Tapered-body Hahn Tapered Implant  and parallel-body prototype

Figure 5: For the study, the lab fabricated test implants with identical design characteristics. The only difference was the wall design, with the tapered-body Hahn Tapered Implant (left) and parallel-body prototype (right).

Penguin RFA

Figure 6: Resonance frequency analysis recording using Penguin RFA.

Table of ISQ results for tapered vs. paralleled wall implants

Figure 7: ISQ results for tapered vs. parallel-walled implants. The study concluded that tapered implants achieve significantly greater primary stability.
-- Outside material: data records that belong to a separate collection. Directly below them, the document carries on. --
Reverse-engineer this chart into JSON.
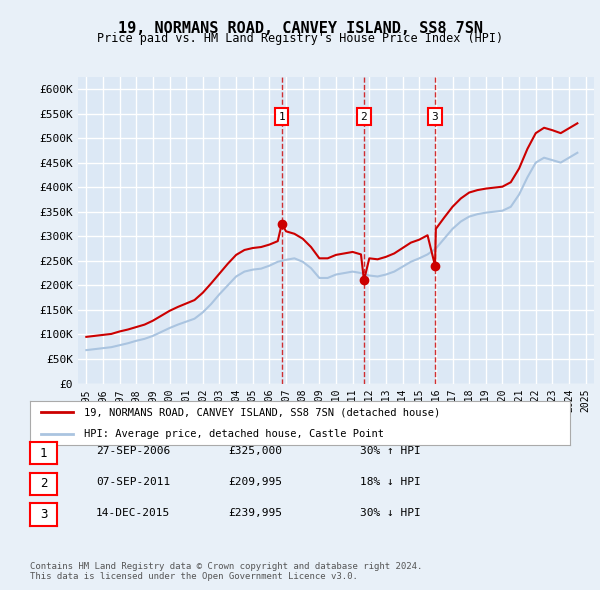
{
  "title": "19, NORMANS ROAD, CANVEY ISLAND, SS8 7SN",
  "subtitle": "Price paid vs. HM Land Registry's House Price Index (HPI)",
  "ylabel": "",
  "background_color": "#e8f0f8",
  "plot_bg_color": "#dce8f5",
  "grid_color": "#ffffff",
  "hpi_color": "#aac4e0",
  "price_color": "#cc0000",
  "sale_marker_color": "#cc0000",
  "dashed_line_color": "#cc0000",
  "ylim": [
    0,
    625000
  ],
  "yticks": [
    0,
    50000,
    100000,
    150000,
    200000,
    250000,
    300000,
    350000,
    400000,
    450000,
    500000,
    550000,
    600000
  ],
  "ytick_labels": [
    "£0",
    "£50K",
    "£100K",
    "£150K",
    "£200K",
    "£250K",
    "£300K",
    "£350K",
    "£400K",
    "£450K",
    "£500K",
    "£550K",
    "£600K"
  ],
  "sales": [
    {
      "date_num": 2006.74,
      "price": 325000,
      "label": "1"
    },
    {
      "date_num": 2011.68,
      "price": 209995,
      "label": "2"
    },
    {
      "date_num": 2015.95,
      "price": 239995,
      "label": "3"
    }
  ],
  "legend_entries": [
    "19, NORMANS ROAD, CANVEY ISLAND, SS8 7SN (detached house)",
    "HPI: Average price, detached house, Castle Point"
  ],
  "table_rows": [
    {
      "num": "1",
      "date": "27-SEP-2006",
      "price": "£325,000",
      "hpi": "30% ↑ HPI"
    },
    {
      "num": "2",
      "date": "07-SEP-2011",
      "price": "£209,995",
      "hpi": "18% ↓ HPI"
    },
    {
      "num": "3",
      "date": "14-DEC-2015",
      "price": "£239,995",
      "hpi": "30% ↓ HPI"
    }
  ],
  "footer": "Contains HM Land Registry data © Crown copyright and database right 2024.\nThis data is licensed under the Open Government Licence v3.0.",
  "hpi_data": {
    "years": [
      1995,
      1995.5,
      1996,
      1996.5,
      1997,
      1997.5,
      1998,
      1998.5,
      1999,
      1999.5,
      2000,
      2000.5,
      2001,
      2001.5,
      2002,
      2002.5,
      2003,
      2003.5,
      2004,
      2004.5,
      2005,
      2005.5,
      2006,
      2006.5,
      2007,
      2007.5,
      2008,
      2008.5,
      2009,
      2009.5,
      2010,
      2010.5,
      2011,
      2011.5,
      2012,
      2012.5,
      2013,
      2013.5,
      2014,
      2014.5,
      2015,
      2015.5,
      2016,
      2016.5,
      2017,
      2017.5,
      2018,
      2018.5,
      2019,
      2019.5,
      2020,
      2020.5,
      2021,
      2021.5,
      2022,
      2022.5,
      2023,
      2023.5,
      2024,
      2024.5
    ],
    "values": [
      68000,
      70000,
      72000,
      74000,
      78000,
      82000,
      87000,
      91000,
      97000,
      105000,
      113000,
      120000,
      126000,
      132000,
      145000,
      162000,
      182000,
      200000,
      218000,
      228000,
      232000,
      234000,
      240000,
      248000,
      252000,
      255000,
      248000,
      235000,
      215000,
      215000,
      222000,
      225000,
      228000,
      225000,
      220000,
      218000,
      222000,
      228000,
      238000,
      248000,
      255000,
      263000,
      275000,
      295000,
      315000,
      330000,
      340000,
      345000,
      348000,
      350000,
      352000,
      360000,
      385000,
      420000,
      450000,
      460000,
      455000,
      450000,
      460000,
      470000
    ]
  },
  "price_data": {
    "years": [
      1995,
      1995.5,
      1996,
      1996.5,
      1997,
      1997.5,
      1998,
      1998.5,
      1999,
      1999.5,
      2000,
      2000.5,
      2001,
      2001.5,
      2002,
      2002.5,
      2003,
      2003.5,
      2004,
      2004.5,
      2005,
      2005.5,
      2006,
      2006.5,
      2006.74,
      2007,
      2007.5,
      2008,
      2008.5,
      2009,
      2009.5,
      2010,
      2010.5,
      2011,
      2011.5,
      2011.68,
      2012,
      2012.5,
      2013,
      2013.5,
      2014,
      2014.5,
      2015,
      2015.5,
      2015.95,
      2016,
      2016.5,
      2017,
      2017.5,
      2018,
      2018.5,
      2019,
      2019.5,
      2020,
      2020.5,
      2021,
      2021.5,
      2022,
      2022.5,
      2023,
      2023.5,
      2024,
      2024.5
    ],
    "values": [
      95000,
      97000,
      99000,
      101000,
      106000,
      110000,
      115000,
      120000,
      128000,
      138000,
      148000,
      156000,
      163000,
      170000,
      185000,
      204000,
      224000,
      244000,
      262000,
      272000,
      276000,
      278000,
      283000,
      290000,
      325000,
      310000,
      305000,
      295000,
      278000,
      255000,
      255000,
      262000,
      265000,
      268000,
      263000,
      209995,
      255000,
      253000,
      258000,
      265000,
      276000,
      287000,
      293000,
      302000,
      239995,
      315000,
      338000,
      360000,
      377000,
      389000,
      394000,
      397000,
      399000,
      401000,
      410000,
      438000,
      478000,
      510000,
      521000,
      516000,
      510000,
      520000,
      530000
    ]
  }
}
Twenty-four tapered and parallel-body dental implants were placed fully guided with a drill press into a poor-quality bone medium (balsa wood). The primary stability of each implant was evaluated using resonance frequency analysis with the Penguin RFA® (Glidewell; Irvine, Calif.). Implant stability quotient (ISQ) scores, which correlate to primary stability, were calculated and compared for each implant.
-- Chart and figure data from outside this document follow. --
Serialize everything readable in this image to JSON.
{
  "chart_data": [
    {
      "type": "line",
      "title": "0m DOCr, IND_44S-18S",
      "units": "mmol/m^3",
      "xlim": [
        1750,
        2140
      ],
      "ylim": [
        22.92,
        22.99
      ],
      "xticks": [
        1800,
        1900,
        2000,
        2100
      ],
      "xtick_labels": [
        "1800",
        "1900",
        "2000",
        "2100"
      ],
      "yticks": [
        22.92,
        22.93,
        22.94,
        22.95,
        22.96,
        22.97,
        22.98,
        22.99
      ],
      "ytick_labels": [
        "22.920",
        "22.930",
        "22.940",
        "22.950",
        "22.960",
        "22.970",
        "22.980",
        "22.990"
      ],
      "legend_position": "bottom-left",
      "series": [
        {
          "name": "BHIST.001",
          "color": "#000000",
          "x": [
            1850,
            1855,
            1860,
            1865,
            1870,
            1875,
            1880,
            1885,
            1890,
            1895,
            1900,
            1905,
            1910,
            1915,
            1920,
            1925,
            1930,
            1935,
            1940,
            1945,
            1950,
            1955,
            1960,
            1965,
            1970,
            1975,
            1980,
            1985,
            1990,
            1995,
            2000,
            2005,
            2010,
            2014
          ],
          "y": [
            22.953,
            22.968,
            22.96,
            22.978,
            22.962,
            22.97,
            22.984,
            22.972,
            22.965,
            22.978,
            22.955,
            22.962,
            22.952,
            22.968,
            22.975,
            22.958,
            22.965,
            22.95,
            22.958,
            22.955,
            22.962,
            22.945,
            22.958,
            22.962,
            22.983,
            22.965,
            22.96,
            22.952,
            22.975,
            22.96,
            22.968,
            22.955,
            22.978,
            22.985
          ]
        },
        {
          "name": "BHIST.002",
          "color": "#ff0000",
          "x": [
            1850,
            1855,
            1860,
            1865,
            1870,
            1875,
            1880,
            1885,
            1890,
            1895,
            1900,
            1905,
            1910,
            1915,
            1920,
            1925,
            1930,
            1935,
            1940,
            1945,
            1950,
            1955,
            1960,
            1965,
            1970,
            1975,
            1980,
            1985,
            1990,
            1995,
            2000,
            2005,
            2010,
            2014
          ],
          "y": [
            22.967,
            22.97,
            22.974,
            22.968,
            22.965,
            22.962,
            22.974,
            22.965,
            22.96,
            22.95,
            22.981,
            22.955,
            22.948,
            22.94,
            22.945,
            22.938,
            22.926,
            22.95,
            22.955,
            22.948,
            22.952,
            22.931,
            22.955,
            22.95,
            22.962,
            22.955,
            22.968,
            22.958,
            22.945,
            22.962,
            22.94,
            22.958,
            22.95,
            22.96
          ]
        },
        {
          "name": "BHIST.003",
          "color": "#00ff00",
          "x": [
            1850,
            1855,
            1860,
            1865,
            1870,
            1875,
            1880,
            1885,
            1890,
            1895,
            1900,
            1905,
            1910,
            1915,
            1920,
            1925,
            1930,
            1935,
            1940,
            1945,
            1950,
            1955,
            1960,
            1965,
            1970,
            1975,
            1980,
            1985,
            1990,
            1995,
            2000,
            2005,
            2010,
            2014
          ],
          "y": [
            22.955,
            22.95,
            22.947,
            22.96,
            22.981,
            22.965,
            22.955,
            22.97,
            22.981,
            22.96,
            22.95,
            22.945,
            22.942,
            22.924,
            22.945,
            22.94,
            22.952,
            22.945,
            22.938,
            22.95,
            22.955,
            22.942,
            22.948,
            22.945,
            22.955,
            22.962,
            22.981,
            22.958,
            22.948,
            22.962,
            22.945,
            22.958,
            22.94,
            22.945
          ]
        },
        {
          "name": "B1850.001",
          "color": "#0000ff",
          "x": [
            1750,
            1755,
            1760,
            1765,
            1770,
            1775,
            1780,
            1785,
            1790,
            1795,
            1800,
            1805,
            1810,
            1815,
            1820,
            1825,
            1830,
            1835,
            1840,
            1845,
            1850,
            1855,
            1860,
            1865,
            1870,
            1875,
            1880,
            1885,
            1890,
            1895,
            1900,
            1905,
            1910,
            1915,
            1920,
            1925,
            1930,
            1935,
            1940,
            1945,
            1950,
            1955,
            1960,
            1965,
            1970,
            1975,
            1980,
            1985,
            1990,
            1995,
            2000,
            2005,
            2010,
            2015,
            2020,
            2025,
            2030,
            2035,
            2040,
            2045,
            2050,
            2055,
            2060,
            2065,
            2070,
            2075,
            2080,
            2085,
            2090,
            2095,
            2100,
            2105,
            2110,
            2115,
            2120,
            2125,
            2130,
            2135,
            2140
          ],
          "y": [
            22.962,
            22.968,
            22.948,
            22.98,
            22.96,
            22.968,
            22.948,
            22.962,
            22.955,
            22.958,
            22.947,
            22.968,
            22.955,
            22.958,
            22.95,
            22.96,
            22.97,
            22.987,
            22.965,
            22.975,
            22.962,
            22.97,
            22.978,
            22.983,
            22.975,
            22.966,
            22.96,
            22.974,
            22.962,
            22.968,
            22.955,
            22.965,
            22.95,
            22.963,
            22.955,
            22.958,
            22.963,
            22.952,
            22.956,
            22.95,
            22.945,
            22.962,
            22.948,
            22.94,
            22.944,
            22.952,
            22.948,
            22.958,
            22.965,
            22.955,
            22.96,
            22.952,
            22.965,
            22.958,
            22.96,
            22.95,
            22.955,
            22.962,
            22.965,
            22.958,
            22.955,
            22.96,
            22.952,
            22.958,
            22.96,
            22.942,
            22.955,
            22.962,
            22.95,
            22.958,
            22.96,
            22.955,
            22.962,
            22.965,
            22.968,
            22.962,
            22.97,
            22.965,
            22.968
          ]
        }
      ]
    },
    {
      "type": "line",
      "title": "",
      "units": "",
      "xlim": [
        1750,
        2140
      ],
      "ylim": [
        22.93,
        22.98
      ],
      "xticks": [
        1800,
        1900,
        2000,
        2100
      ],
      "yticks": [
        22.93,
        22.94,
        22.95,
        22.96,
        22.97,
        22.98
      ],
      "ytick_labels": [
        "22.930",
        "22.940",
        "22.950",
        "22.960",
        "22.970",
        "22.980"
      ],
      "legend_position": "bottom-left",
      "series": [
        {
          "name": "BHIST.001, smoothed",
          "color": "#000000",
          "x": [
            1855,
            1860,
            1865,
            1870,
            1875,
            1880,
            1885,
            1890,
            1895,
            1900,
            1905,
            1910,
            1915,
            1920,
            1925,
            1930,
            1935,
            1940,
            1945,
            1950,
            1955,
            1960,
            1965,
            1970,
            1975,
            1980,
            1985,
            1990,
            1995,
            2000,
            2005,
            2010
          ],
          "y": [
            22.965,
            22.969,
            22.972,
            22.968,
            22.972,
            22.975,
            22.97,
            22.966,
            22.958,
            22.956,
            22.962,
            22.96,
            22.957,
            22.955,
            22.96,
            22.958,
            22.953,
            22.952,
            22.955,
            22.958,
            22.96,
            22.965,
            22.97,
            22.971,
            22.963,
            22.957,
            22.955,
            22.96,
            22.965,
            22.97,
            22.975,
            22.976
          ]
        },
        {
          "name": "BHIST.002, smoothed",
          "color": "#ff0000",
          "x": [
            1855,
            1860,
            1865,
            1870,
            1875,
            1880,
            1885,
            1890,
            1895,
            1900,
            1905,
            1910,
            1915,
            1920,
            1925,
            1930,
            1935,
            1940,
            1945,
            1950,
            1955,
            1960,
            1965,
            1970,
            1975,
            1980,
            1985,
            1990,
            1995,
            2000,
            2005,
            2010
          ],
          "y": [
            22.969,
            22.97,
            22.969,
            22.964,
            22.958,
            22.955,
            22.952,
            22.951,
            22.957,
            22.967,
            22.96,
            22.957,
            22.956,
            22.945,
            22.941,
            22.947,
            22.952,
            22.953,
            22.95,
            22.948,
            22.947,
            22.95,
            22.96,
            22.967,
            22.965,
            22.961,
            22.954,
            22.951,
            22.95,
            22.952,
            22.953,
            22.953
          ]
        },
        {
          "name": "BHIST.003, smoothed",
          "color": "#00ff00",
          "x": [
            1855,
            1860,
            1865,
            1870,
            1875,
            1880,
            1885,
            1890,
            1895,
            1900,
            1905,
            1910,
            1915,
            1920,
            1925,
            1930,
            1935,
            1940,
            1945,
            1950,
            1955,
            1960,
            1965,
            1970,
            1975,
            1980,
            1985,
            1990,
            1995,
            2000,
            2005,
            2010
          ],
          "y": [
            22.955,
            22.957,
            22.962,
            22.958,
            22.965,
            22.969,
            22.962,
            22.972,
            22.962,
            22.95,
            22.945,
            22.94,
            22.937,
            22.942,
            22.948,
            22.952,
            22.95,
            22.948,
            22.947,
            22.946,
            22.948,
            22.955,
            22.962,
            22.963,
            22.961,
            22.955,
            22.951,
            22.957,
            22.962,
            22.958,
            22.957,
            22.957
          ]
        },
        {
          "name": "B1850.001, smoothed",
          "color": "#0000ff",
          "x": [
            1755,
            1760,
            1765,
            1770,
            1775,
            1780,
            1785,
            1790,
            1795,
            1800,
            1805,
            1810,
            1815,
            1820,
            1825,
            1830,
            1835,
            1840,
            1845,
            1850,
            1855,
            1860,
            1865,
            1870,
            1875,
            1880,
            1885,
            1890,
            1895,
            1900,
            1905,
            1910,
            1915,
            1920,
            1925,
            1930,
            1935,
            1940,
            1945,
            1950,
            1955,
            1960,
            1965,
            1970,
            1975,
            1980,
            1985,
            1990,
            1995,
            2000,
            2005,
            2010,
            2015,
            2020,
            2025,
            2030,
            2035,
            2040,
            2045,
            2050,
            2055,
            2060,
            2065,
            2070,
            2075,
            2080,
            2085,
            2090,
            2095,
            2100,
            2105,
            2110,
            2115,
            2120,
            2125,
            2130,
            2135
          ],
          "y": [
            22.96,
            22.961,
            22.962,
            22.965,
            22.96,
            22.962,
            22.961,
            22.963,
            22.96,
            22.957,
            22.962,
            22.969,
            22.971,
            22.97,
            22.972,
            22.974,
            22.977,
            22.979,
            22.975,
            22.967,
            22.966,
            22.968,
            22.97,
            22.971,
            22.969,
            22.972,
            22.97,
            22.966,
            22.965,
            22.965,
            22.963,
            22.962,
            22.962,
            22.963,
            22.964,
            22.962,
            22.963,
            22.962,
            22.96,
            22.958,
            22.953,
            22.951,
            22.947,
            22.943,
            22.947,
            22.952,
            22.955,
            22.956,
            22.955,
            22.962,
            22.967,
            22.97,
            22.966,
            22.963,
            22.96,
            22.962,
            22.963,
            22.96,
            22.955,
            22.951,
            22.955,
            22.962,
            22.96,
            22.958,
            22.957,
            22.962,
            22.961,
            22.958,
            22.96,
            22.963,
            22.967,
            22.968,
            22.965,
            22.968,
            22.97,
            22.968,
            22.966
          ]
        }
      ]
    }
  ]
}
The mean ISQ value for tapered implants was 67.125 +/- 1.974, and the ISQ value for parallel-walled implants was 64.813 +/- 0.93. The study concluded that tapered dental implants reach a statistically significant greater primary stability in poor-quality bone than parallel-walled implants.

CONCLUSION

Implant body design is of critical importance to the success of implant treatment, particularly in sites with poor bone density. Although past studies have been conducted to evaluate different implant designs, this study is believed to be the first to compare a parallel-body implant vs. a tapered implant with all other variables of implant design kept identical.
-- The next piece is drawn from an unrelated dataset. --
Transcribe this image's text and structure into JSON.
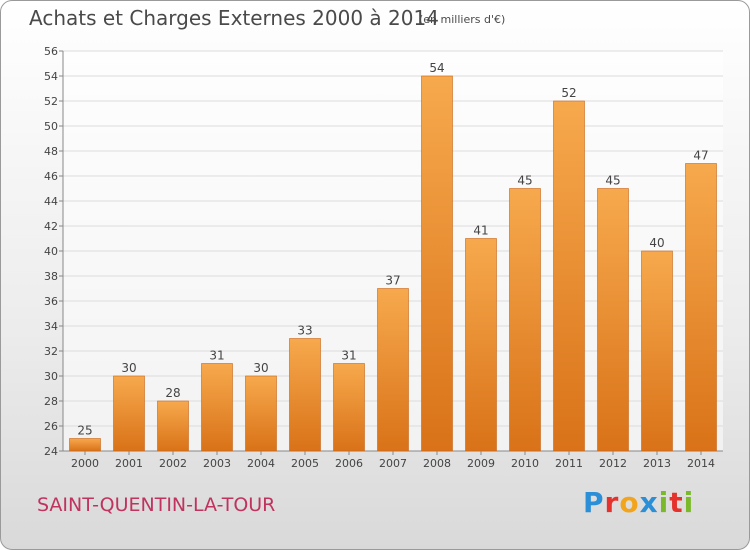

The study found that tapered implants provide greater primary stability than parallel-walled implants. This is important because primary stability is a key prerequisite for successful osseointegration. With the popularity of immediate loading protocols in implant dentistry, the implant surgeon can increase predictability and success by selecting a tapered implant.

References

  1. ^ Watzak G, Zechner W, Ulm C, Tangl S, Tepper G, Watzek G. Histologic and histomorphometric analysis of three types of dental implants following 18 months of occlusal loading: a preliminary study in baboons. Clin Oral Implants Res. 2005 Aug;16(4):408-16.
  2. ^ Morris HF, Ochi S, Crum P, Orenstein IH, Winkler S. AICRG, part 1: a 6-year multicentered, multidisciplinary clinical study of a new and innovative implant design. Oral Implantol. 2004;30(3):125-33.
  3. ^ Glauser R, Sennerby L, Meredith N, Rée A, Lundgren A, Gottlow J, Hämmerle CH. Resonance frequency analysis of implants subjected to immediate or early functional occlusal loading: successful vs. failing implants. Clin Oral Implants Res. 2004 Aug;15(4):428-34.
  4. ^ Albrektsson T. Direct bone anchorage of dental implants. J Prost Dent. 1983 Aug;50(2):255-61.
  5. ^ Szmukler-Moncler S, Salama H, Reingewirtz Y, Dubruille JH. Timing of loading and effect of micromotion on bone-dental implant interface: review of experimental literature. J Biomed Mater Res. Summer 1998;43(2):192-203.
  6. ^ Atieh MA, Alsabeeha N, Duncan WJ. Stability of tapered and parallel-walled dental implants: a systematic review and meta-analysis. Clin Implant Dent Relat Res. 2018 Aug;20(4):634-45.